As you can probably guess from the headline, I’ve already doubled down on this position, but let’s take a step back to see how I got there. My journey can be traced in a few key articles which I’ll summarize below.
Cassandra on Kubernetes? Skeptic to Convert
Chris Bradford’s A Case for Databases on Kubernetes from a Former Skeptic is a great description of his evolving perspective on running databases first in containers, and then orchestrating those containers in Kubernetes. Over time, his point of view changed from “no way!” to “yes, definitely!”
This mirrors my own path: when I wrote the 2nd edition of Cassandra: The Definitive Guide in 2015, I echoed the prevailing wisdom of the Cassandra community at the time regarding deploying Cassandra in Docker — “don’t try this in production”. By the time I was working on the 3rd edition in early 2020, I was ready to say “OK” to Cassandra in Docker, but the operators for managing clusters at scale in K8s weren’t yet mature.
Combining efforts on a unified Cassandra Operator
Speaking of operator maturity, the Cassandra community took a major step forward by taking the best ideas and code from several parallel Kubernetes operator projects, as Rahul Singh shared in his article for Container Journal. This unified effort was a precursor to more collaboration to come.

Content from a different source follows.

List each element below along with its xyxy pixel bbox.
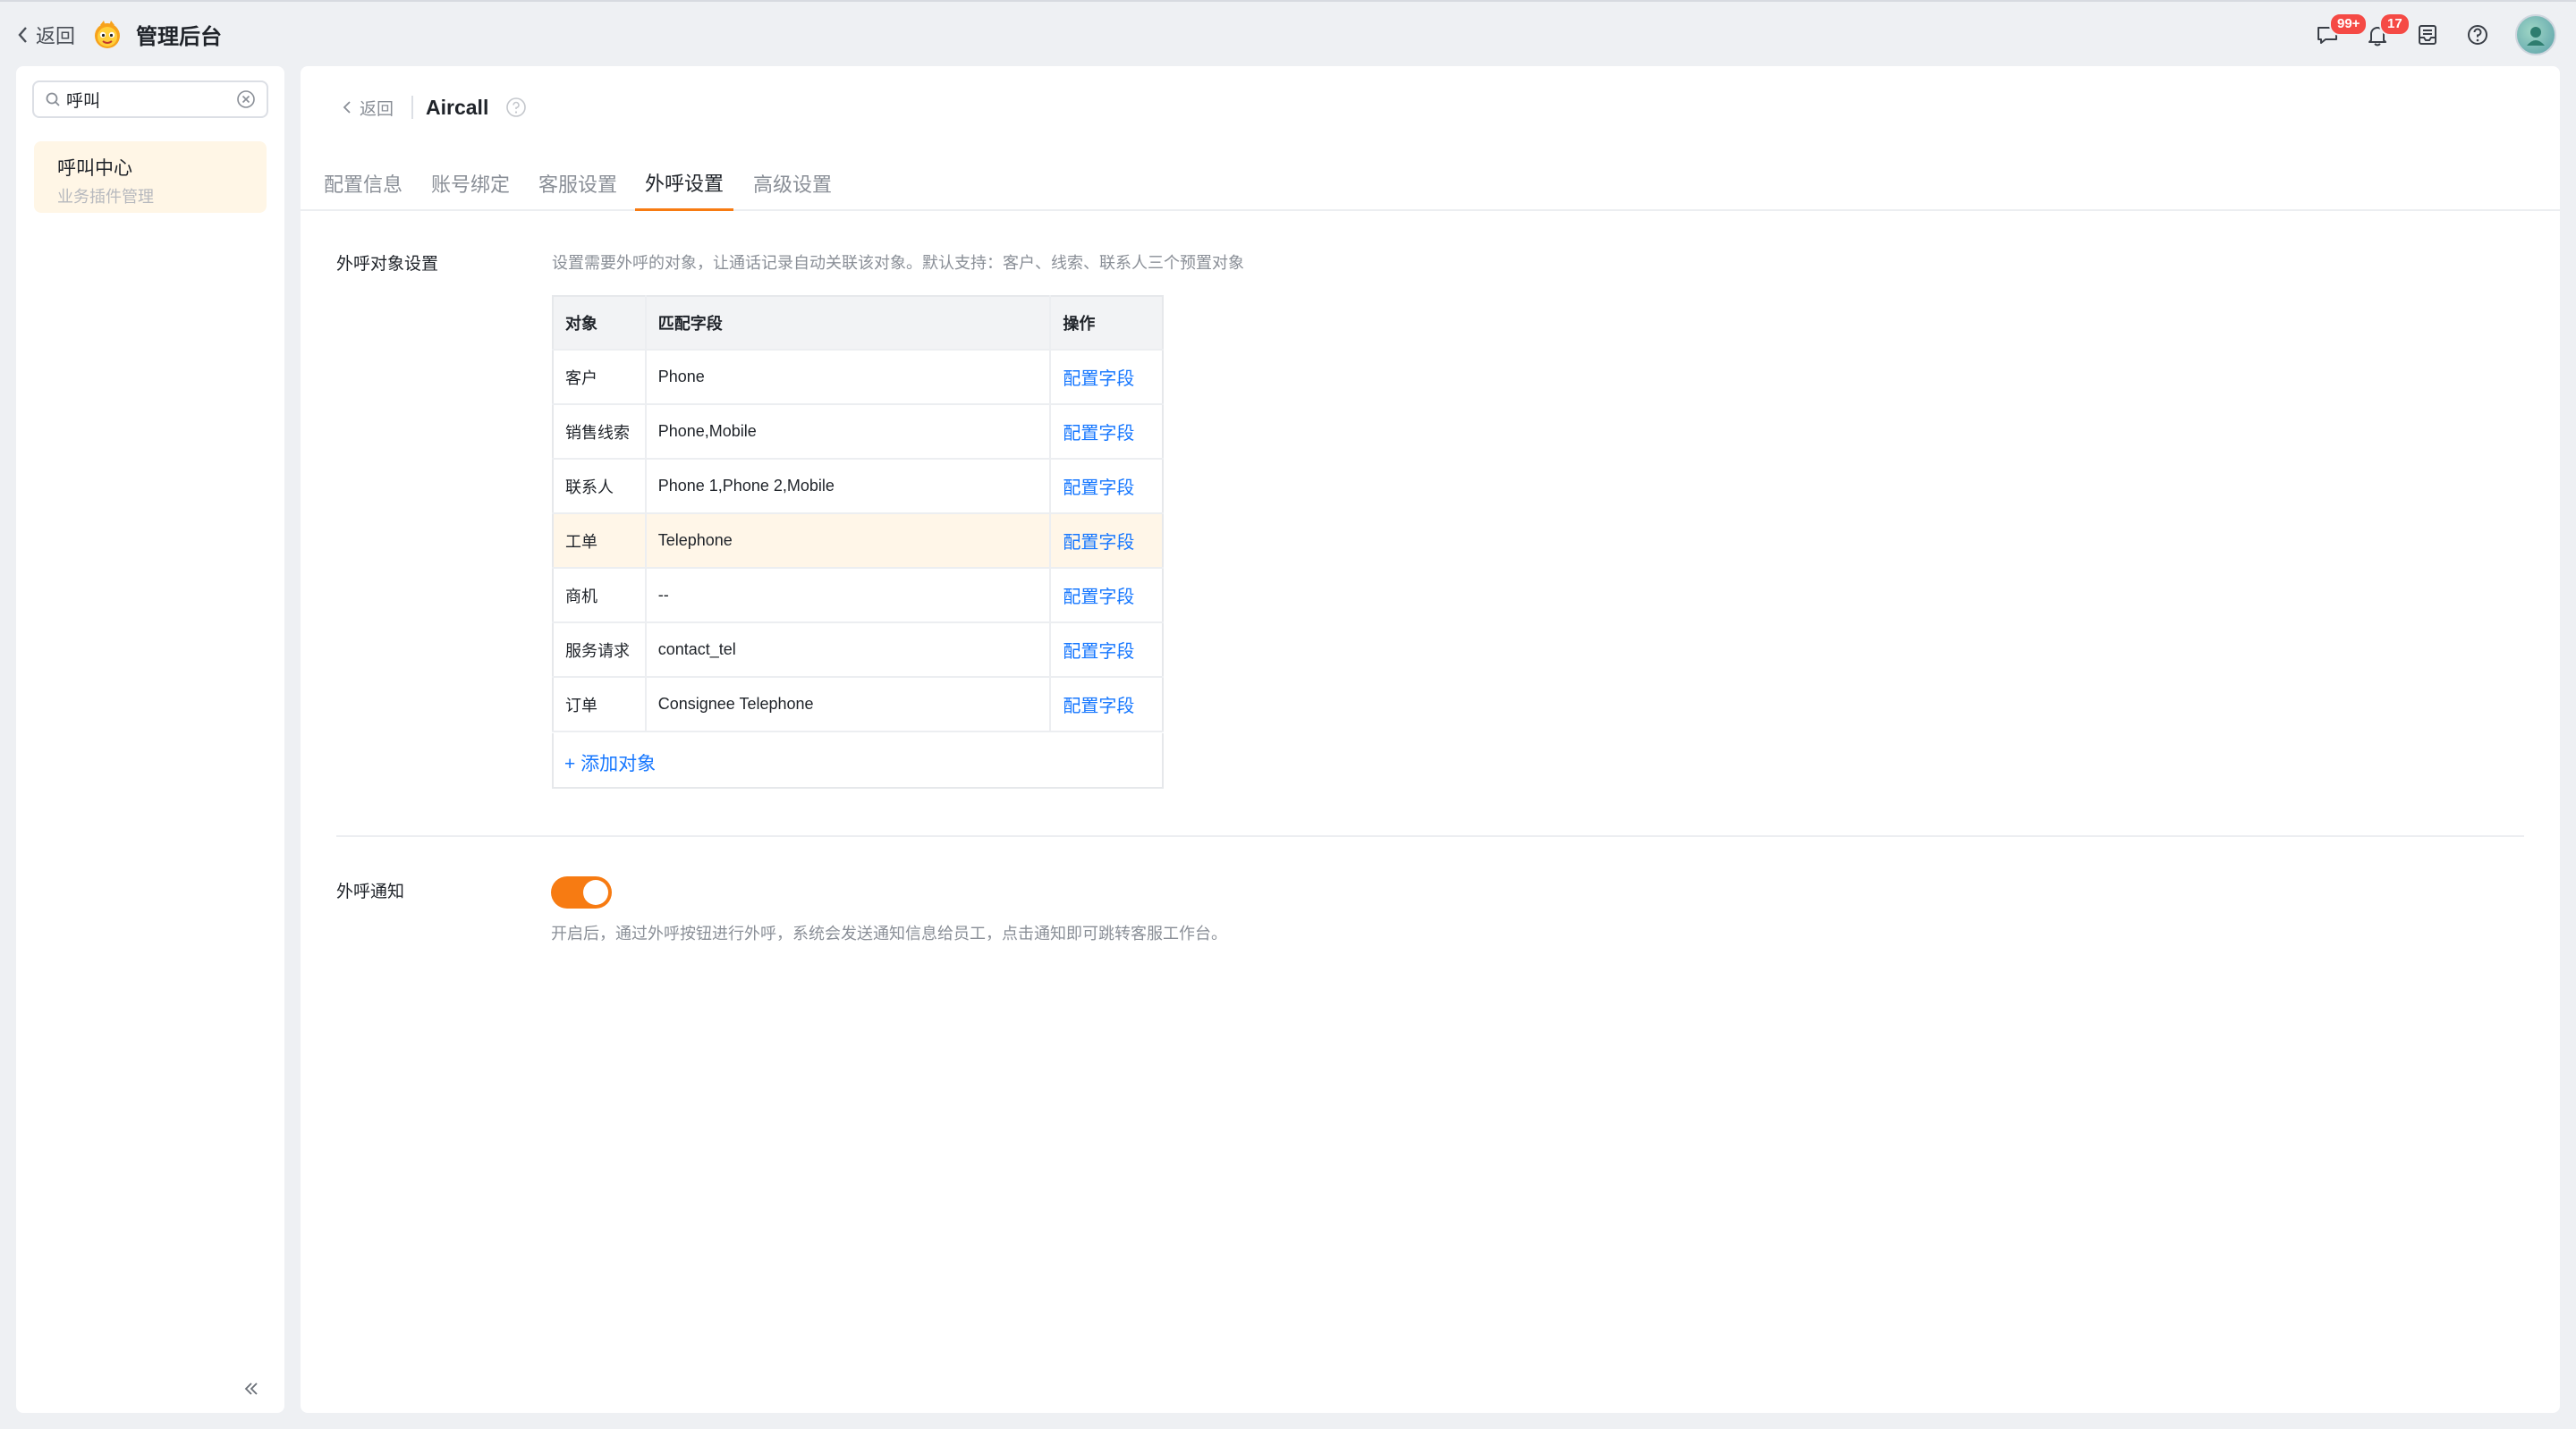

Building a full production data layer
As the operator development was maturing, John Sanda and others started talking about bringing together the best Cassandra tooling alongside cass-operator to produce a production-grade distribution of Cassandra known as K8ssandra. At this point, I was fully committed, and helped explain the rationale for this project in my post Why K8ssandra?
Joining a community of communities
Around this time my horizons began to broaden as I was exposed to a broader ecosystem of people and organizations working toward this common goal of stateful workloads on Kubernetes. I started participating in the Data on Kubernetes Community and was pleasantly surprised to discover it had already been running for months. You can read about the vision for the DoKC in A Call for Collaboration: Announcing the Data On Kubernetes Community.

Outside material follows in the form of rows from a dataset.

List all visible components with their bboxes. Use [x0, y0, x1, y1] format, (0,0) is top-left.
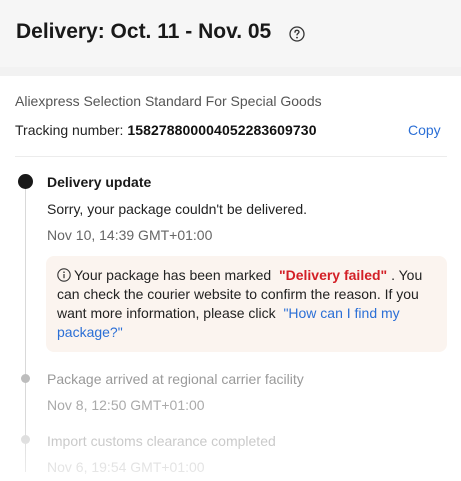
event-title: Delivery update: [47, 174, 152, 190]
tracking-row: Tracking number: 15827880000405228360973…: [15, 122, 317, 138]
timeline-dot-current: [18, 174, 33, 189]
tracking-number: 158278800004052283609730: [127, 122, 317, 138]
timeline-dot: [21, 435, 30, 444]
copy-tracking-button[interactable]: Copy: [408, 122, 441, 138]
delivery-title: Delivery: Oct. 11 - Nov. 05: [16, 20, 272, 43]
divider-line: [15, 156, 447, 157]
carrier-name: Aliexpress Selection Standard For Specia…: [15, 93, 322, 109]
section-divider: [0, 67, 461, 76]
event-title: Package arrived at regional carrier faci…: [47, 371, 304, 387]
delivery-header: Delivery: Oct. 11 - Nov. 05: [0, 0, 461, 67]
tracking-label: Tracking number:: [15, 122, 124, 138]
timeline-line: [25, 182, 26, 472]
notice-text-before: Your package has been marked: [74, 267, 272, 283]
delivery-failed-notice: Your package has been marked "Delivery f…: [46, 256, 447, 352]
notice-text: Your package has been marked "Delivery f…: [57, 266, 442, 342]
event-time: Nov 10, 14:39 GMT+01:00: [47, 227, 213, 243]
delivery-failed-status: "Delivery failed": [278, 267, 388, 283]
event-title: Import customs clearance completed: [47, 433, 276, 449]
event-time: Nov 8, 12:50 GMT+01:00: [47, 397, 205, 413]
event-time: Nov 6, 19:54 GMT+01:00: [47, 459, 205, 475]
question-circle-icon[interactable]: [289, 26, 305, 42]
event-description: Sorry, your package couldn't be delivere…: [47, 201, 308, 217]
timeline-dot: [21, 374, 30, 383]
info-circle-icon: [57, 268, 71, 282]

Defining cloud-native for databases
The conversations in the DoKC got me thinking about what it meant for a database to be “cloud-native” — that is, to truly embody the characteristics required to maximize the advantages of the cloud. Further discussions with Cedrick Lunven led to a couple of posts. In the The Search for a Cloud-Native Database we proposed some definitions for cloud-native data concepts, and then built on those definitions in A Maturity Model for Cloud-Native Databases to discuss steps along the path to becoming fully cloud-native.
A Line in the Sand
Ultimately, the time came for me to admit I was “all in” on this idea of databases and other stateful workloads running on Kubernetes. I started noticing that many of the design patterns and principles embodied in K8s were really advantageous for databases seeking this “cloud nativeWhile the headline Why a Cloud-Native Database Must Run on K8s is maybe a bit stronger than I put it in the article, it’s not too much of an exaggeration.
Doubling down on data on K8s
Now, it’s time to put some weight behind my opinions and help push this conversation forward. I’m excited to share that Patrick McFadin and I have contracted with O’Reilly to write a new book which we’re calling “Managing Cloud-Native Data on Kubernetes”.
In this book, we plan to explore how the cloud commodities of compute, networking and storage can be combined to produce new cloud-native infrastructure for databases, streaming, and analytics, enabling new use cases that will drive the next decade of innovation.
How you can help
We are looking for input from the developers, operators, and data professionals that this book is for, so the book outline is available on GitHub so that you can see what will be included. Are we missing key topics? Just submit an issue or pull request.
We also intend to include several case studies in the book, with inputs from experts in a few key areas, so stay tuned as we develop those opportunities.
While the book isn’t scheduled to publish until next year, look for chapters to start appearing in the second half of 2021.
Thanks for reading this far, and for all your support of communities like Cassandra, K8ssandra and Data on Kubernetes. Take care!